Cartographier les risques sanitaires en fonction de l’exposition aux polluants connus.
PRINCIPES
Cette approche est a priori parfaite. Elle permet de déterminer sur une carte, les points les plus « dangereux » et les sources. En théorie, cela permet de relier une source de pollution aux risques qu’elle entraîne.
LIMITES
>> Le principe déclaratif – Les études de zone sont fondées sur des cadastres d’émission (Le cadastre d’émission est le placement géographique des sources.) Les données relatives aux émissions utilisées pour faire fonctionner les modèles ne sont pas le fruit de mesures réalisées par les acteurs institutionnels. Ces données se fondent sur les déclarations des exploitants.
>> Une réalité de terrain lissée – Quand bien même ces déclarations sont fiables, elles sont imprécises dans la mesure où elles reposent sur des moyennes (des régimes normaux) intégrant de longues périodes. Les effets de pic, les phénomènes accidentels ou les situations météorologiques exceptionnelles sont lissés.

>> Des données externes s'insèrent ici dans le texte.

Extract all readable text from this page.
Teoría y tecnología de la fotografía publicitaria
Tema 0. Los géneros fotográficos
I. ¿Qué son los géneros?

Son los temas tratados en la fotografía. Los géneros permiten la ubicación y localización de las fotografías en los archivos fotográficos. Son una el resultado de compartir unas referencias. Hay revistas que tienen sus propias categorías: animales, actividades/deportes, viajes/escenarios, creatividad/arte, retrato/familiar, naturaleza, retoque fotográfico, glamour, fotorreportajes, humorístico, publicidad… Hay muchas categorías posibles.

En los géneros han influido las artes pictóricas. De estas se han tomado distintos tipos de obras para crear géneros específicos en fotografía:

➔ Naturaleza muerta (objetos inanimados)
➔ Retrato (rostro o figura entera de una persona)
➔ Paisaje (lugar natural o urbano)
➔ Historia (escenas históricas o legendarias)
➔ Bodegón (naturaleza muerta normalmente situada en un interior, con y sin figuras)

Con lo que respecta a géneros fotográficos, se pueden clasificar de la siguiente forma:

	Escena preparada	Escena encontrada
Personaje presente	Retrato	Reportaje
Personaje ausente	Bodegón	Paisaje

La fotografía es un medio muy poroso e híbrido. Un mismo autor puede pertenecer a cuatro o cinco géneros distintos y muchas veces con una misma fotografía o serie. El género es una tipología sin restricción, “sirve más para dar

>> Une sélection des polluants pris en compte – l’ensemble des polluants ne sont pas pris en compte. Pour exemple, à Fos-sur-Mer, l’étude de zone qui a été réalisée ne prenait pas en compte les particules ultrafines alors qu’elles constituent environ 80% des particules mesurées dans l’air.
A RETENIR
>> C’est un outil très théorique, limité par l’état actuel des connaissances scientifiques.
>> L’étude de zone ne décrit pas la réalité qu’une biosurveillance peut décrire.